トップページでは、Amazon.co.jpらしく家電が表示されていますが、被験者が女性なためかあまり興味を惹かれていた印象ではありませんでした。

ポンパレモールのアプリを起動して表示されるのは、ログインを促す画面ではなく固定のスプラッシュ画面です。ポイントについてのメリットが記載されていますが、周囲の写真に目線を取られてしまっています。

また、1秒強(体感)で強制的にトップページに切り替わってしまうので、読み取るのはちょっとむずかしそうです。

トップページでは、商品の写真が沢山表示されているためか、少しですが下の方へスクロールしていました。
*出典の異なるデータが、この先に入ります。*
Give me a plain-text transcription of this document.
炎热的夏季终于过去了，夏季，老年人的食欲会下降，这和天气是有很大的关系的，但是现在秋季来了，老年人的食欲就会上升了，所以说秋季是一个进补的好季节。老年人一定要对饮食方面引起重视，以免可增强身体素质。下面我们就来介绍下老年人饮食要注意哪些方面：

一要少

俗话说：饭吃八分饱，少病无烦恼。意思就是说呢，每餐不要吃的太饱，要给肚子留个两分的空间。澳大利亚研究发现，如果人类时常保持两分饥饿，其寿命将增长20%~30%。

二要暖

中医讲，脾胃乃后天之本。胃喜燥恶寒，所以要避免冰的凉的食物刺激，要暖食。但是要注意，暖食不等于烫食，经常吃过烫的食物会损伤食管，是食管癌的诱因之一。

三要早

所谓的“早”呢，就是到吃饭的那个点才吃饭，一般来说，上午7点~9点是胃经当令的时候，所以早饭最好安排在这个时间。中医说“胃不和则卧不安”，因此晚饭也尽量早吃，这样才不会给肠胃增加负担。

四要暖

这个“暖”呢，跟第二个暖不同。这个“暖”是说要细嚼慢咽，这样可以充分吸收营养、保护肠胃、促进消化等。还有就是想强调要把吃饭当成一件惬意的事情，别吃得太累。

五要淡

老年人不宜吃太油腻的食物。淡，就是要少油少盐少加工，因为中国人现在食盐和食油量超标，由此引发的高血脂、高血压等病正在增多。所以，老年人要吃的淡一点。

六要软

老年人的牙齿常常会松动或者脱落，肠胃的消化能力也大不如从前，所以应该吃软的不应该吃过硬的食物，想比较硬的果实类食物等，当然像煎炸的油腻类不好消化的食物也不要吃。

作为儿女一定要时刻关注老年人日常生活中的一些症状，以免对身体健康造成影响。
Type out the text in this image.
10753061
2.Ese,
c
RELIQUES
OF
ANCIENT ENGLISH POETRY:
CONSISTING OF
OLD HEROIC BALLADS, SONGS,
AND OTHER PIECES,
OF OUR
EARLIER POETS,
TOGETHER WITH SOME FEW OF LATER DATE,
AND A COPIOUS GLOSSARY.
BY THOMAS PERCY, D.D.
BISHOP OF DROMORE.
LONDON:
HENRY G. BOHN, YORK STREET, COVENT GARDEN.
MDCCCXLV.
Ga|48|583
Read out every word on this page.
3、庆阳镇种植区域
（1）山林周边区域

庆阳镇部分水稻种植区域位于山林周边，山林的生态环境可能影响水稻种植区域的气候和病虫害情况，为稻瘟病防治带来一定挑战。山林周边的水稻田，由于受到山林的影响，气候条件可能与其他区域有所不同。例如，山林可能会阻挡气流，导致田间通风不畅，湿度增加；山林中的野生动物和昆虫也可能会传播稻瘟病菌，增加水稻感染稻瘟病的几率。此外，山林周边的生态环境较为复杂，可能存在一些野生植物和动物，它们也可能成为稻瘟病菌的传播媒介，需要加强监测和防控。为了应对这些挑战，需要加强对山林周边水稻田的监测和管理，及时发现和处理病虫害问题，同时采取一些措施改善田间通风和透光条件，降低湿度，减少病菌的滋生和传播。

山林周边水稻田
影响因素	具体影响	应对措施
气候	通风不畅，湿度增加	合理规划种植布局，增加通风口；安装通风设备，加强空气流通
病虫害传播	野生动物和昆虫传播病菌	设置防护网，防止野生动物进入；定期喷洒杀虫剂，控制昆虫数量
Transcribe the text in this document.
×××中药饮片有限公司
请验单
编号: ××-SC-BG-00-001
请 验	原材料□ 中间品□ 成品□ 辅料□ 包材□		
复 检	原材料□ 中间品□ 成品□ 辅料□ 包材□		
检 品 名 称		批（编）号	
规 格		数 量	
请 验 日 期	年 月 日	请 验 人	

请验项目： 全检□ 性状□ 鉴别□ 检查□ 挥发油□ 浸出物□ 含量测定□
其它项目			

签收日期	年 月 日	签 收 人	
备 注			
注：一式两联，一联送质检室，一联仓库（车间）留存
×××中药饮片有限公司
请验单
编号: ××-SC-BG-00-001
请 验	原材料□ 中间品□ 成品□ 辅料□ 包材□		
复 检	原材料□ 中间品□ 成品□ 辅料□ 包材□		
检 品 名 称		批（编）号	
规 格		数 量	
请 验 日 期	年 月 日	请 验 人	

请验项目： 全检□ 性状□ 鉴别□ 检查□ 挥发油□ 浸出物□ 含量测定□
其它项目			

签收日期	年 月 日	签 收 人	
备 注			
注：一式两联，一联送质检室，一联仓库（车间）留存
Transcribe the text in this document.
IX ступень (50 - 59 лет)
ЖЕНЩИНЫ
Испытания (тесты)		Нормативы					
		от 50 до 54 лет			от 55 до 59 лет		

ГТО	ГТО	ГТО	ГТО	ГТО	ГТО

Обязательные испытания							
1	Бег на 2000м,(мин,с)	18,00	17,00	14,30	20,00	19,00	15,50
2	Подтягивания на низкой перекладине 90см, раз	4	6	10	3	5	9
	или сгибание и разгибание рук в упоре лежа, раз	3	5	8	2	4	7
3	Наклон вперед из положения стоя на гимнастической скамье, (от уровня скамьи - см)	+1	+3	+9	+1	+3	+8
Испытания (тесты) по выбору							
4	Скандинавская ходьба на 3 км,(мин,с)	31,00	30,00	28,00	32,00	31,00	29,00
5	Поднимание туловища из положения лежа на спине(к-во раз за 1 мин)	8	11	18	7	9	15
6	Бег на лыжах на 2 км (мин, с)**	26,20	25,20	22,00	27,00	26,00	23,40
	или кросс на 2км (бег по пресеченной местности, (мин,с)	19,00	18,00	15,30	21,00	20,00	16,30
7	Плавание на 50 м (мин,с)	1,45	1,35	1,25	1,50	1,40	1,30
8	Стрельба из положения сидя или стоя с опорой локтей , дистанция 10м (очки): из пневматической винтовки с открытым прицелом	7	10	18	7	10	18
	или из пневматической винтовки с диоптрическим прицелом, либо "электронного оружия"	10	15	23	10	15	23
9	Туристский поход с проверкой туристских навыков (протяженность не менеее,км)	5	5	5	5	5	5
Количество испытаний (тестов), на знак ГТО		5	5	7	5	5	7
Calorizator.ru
さくらんぼの写真があったので、そちらに興味が向いたようです。暇つぶしなどの場面だったとしたら、さくらんぼの商品情報をチェックしていたかもしれませんね。

まとめ

いずれのアプリも、とてもスムーズに使えていました。最終的には同じ型番の商品を選んでいたし、価格や送料が決め手だったため、このような型番商品であれば最低限の操作方法さえ理解できれば購入できてしまう事が分かりました。

食品など、もう少し探しにくい商品であれば各アプリの特徴が現れる可能性がありますので、後日改めて調査してみたいと思います。

それにしても、ポンパレモールは商品を探すのを諦めてしまわれがちですが、商品力のある店舗様が出店されたら、ポンパレモール内の市場を押さえることができるかもしれませんね。